Updated

Zimbabwe's president said Friday he wants South Africa's ruling African National Congress to block an investigation in South Africa into alleged violence and atrocities by loyalists of his party.

President Robert Mugabe, speaking at a convention of southern African liberation movements in Harare, called the probe ordered by a South African court a "racist assault" by embittered Zimbabwean and South African whites.

In May, a South African judge ordered his country's prosecutors to investigate alleged human rights abuses and torture in Zimbabwe in a case filed by a human rights group and Zimbabwean exiles. Those who brought the case, both whites and blacks, say they have documented abuses and envision a trial in South Africa.

Mugabe urged South African leaders to "apply every means at their disposal" to prevent the case souring relations between the two countries that fought a common struggle to end white rule.

He said whites in southern Africa, including white Judge Hans Fabricius who made the probe ruling, are trying to makes excuses for their defeat by the forces of African liberation. He called the judge "a boer," a pejorative term for whites, and said Fabricius has no jurisdiction in Zimbabwe and does not understand the way international law works.

The ruling came at the instigation of those "still in our midst yearning for the old flags" of Rhodesia, as Zimbabwe was known before independence in 1980, and apartheid-era South Africa, Mugabe insisted.

He told representatives of the liberation groups of the ANC, Angola, Mozambique, Namibia, Tanzania and Zimbabwe that Africa has come under renewed attack from former colonizers determined to replace revolutionary parties with "malleable stooges."

His party is not going to relinquish power without fighting to defend its role in achieving independence, Mugabe said.

Mugabe, 88, has been in power since independence from Britain.
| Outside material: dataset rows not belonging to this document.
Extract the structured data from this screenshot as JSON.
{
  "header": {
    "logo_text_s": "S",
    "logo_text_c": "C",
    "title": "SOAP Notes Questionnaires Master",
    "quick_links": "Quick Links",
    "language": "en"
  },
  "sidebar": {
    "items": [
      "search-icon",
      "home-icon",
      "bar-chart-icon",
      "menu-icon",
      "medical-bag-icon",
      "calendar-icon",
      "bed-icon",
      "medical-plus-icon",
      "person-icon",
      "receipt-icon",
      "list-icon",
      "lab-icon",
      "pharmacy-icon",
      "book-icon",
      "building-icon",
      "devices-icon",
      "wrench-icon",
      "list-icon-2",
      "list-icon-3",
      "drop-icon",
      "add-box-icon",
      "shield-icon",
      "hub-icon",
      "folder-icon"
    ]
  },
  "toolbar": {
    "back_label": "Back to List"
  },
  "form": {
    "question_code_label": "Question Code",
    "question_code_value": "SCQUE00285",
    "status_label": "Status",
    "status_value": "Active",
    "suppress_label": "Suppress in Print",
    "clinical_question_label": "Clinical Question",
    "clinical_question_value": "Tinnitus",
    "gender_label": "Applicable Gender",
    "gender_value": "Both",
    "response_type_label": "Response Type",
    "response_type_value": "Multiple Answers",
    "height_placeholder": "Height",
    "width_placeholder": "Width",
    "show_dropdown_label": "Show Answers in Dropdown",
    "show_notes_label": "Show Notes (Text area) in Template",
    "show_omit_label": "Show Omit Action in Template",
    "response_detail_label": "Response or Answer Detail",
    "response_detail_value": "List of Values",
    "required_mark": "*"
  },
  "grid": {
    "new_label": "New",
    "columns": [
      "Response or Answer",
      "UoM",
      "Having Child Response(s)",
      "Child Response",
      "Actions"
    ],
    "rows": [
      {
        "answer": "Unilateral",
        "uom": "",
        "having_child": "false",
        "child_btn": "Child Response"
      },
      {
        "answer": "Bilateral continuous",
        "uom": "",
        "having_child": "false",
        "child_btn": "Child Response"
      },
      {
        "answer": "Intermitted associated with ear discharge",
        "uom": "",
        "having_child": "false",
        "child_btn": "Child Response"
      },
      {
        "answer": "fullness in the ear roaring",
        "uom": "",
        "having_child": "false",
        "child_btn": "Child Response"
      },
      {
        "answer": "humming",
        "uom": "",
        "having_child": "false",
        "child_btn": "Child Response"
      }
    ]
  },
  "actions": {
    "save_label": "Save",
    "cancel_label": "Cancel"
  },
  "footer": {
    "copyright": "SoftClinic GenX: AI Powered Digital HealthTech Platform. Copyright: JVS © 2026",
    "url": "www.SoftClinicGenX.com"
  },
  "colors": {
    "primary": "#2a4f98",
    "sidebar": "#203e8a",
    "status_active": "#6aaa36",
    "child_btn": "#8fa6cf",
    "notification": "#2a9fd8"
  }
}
He was forced by regional leaders to form a coalition government with the former opposition leader, Prime Minister Morgan Tsvangirai , after violent and disputed elections in 2008.

Mugabe has been nominated as the sole candidate for his party in elections he has called for this year to end the troubled three-year coalition. He has not groomed a successor to take over the fractious party.

He acknowledged Friday that his party lost votes in strongholds in the 2008 polls and said that some of his lawmakers are now afraid to contest a new poll against Tsvangirai's Movement for Democratic Change. But the party could still rule permanently with its traditional support, he said.

"Parties don't retire, its persons who retire. We cannot say we have stayed too long in government so that we should give others a chance to rule," he said.

In South Africa, the judge's ruling is likely to be tied up in appeals for some time before any probe starts.